The Olympic Games bring people together across nations, faiths and backgrounds. Whether it was ever intended to be or not, the festive competition may just be the largest interfaith gathering in the world.
More than 10,000 athletes from over 200 countries will compete in the Rio 2016 Olympics, which is expected to draw millions of visitors from around the world. During its busiest periods, the Rio 2016 committee expects over 17,000 athletes and officials will be living in the Olympic village.
With such a turnout, the Olympic committee is preparing for a high demand on spiritual resources. To satisfy that need, Olympic and Paralympic Village feature a multi-faith center with chaplains and prayer spaces representing Christianity, Islam, Hinduism, Buddhism and Judaism.

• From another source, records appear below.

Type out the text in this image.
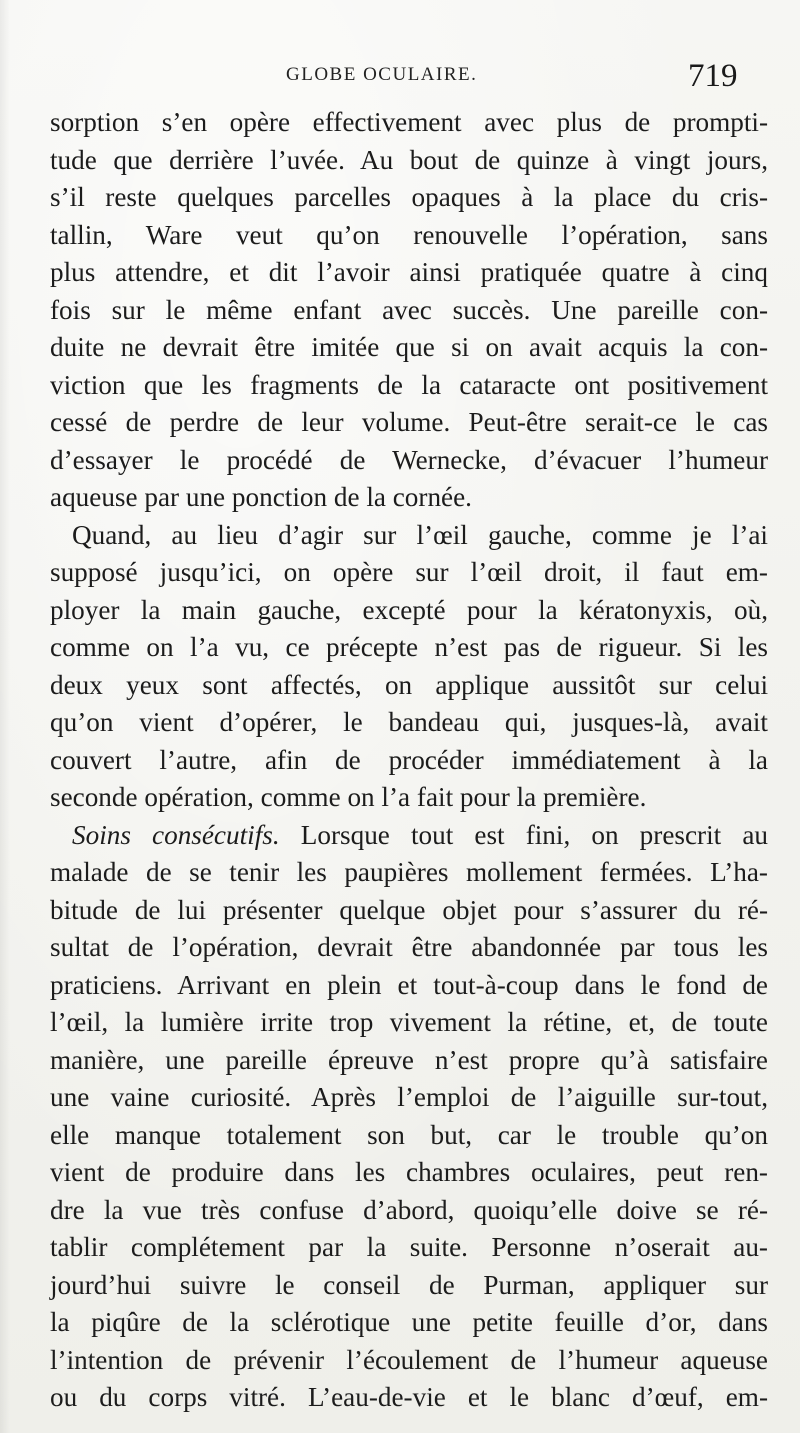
GLOBE OCULAIRE.	719
sorption s’en opère effectivement avec plus de prompti-
tude que derrière l’uvée. Au bout de quinze à vingt jours,
s’il reste quelques parcelles opaques à la place du cris-
tallin, Ware veut qu’on renouvelle l’opération, sans
plus attendre, et dit l’avoir ainsi pratiquée quatre à cinq
fois sur le même enfant avec succès. Une pareille con-
duite ne devrait être imitée que si on avait acquis la con-
viction que les fragments de la cataracte ont positivement
cessé de perdre de leur volume. Peut-être serait-ce le cas
d’essayer le procédé de Wernecke, d’évacuer l’humeur
aqueuse par une ponction de la cornée.
Quand, au lieu d’agir sur l’œil gauche, comme je l’ai
supposé jusqu’ici, on opère sur l’œil droit, il faut em-
ployer la main gauche, excepté pour la kératonyxis, où,
comme on l’a vu, ce précepte n’est pas de rigueur. Si les
deux yeux sont affectés, on applique aussitôt sur celui
qu’on vient d’opérer, le bandeau qui, jusques-là, avait
couvert l’autre, afin de procéder immédiatement à la
seconde opération, comme on l’a fait pour la première.
Soins consécutifs. Lorsque tout est fini, on prescrit au
malade de se tenir les paupières mollement fermées. L’ha-
bitude de lui présenter quelque objet pour s’assurer du ré-
sultat de l’opération, devrait être abandonnée par tous les
praticiens. Arrivant en plein et tout-à-coup dans le fond de
l’œil, la lumière irrite trop vivement la rétine, et, de toute
manière, une pareille épreuve n’est propre qu’à satisfaire
une vaine curiosité. Après l’emploi de l’aiguille sur-tout,
elle manque totalement son but, car le trouble qu’on
vient de produire dans les chambres oculaires, peut ren-
dre la vue très confuse d’abord, quoiqu’elle doive se ré-
tablir complétement par la suite. Personne n’oserait au-
jourd’hui suivre le conseil de Purman, appliquer sur
la piqûre de la sclérotique une petite feuille d’or, dans
l’intention de prévenir l’écoulement de l’humeur aqueuse
ou du corps vitré. L’eau-de-vie et le blanc d’œuf, em-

“Our job is to provide athletes with a place where they can find comfort and spiritual peace, whatever their religion,” Father Leandro Lenin Tavares, a Rio de Janeiro priest coordinating the center, said in a statement. “We are a symbol of peace, brotherhood and the unity of peoples.”
The center opened its doors on July 24 and is operating from 7 a.m. to 10 p.m. through the end of the Paralympic Games in late September. Each of the religions has their own worship space able to hold roughly 50 people at any time, with different spaces available for Muslim men and women, who frequently pray separately.
Islam, Hinduism, Buddhism and Judaism are each represented by four chaplains, while four Roman Catholic chaplains and four Protestant chaplains are present to serve the needs of Christian athletes, according to the Rio 2016 website.
Catholic leaders will celebrate daily Masses, according to Catholic News Service, but the center will also host worship services of other faiths as well as one-on-one religious support.
Brazil’s Catholic majority has steadily declined over the last several decades, with a concurrent rise in Protestant worship. While Pentecostal churches are cropping up and evangelicals gaining political influence, other faiths, like the Afro-Brazilian traditions of Candomblé and Umbanda, spiritist movements, and Buddhism and Islam have also grown despite hostility from Christian groups.
Tavares said the five religions represented at the center were chosen based on the overall religious make-up of athletes competing, though the selection follows in the tradition of past Olympic games. He added, however, that the center is able to “accept people from any religion, including spiritism and Afro-Brazilian religions such as Candomblé and Umbanda.”
“Religion and spirituality have always played a big role in the sports,” Carl Dambman, a Christian chaplain who served at the Sochi Olympics, told The Huffington Post in 2014.
Athletes come to the chaplains and worship spaces to pray for success, but also to mourn losses, celebrate victories, and receive support for any other concerns present in their lives at the moment, Tavares said. Dambman said he hadministered to competitors who have had deaths in their families, experienced injuries and who are grappling with depression.
For many religious athletes, their spiritual needs don’t get put on hold when they’re training and competing.
“We hope to offer this balance between the physical and the spiritual,” Rabbi Elia Haber, one of the Jewish chaplains at the multi-faith center, said in a statement. “It is really important for the athletes to work on that.”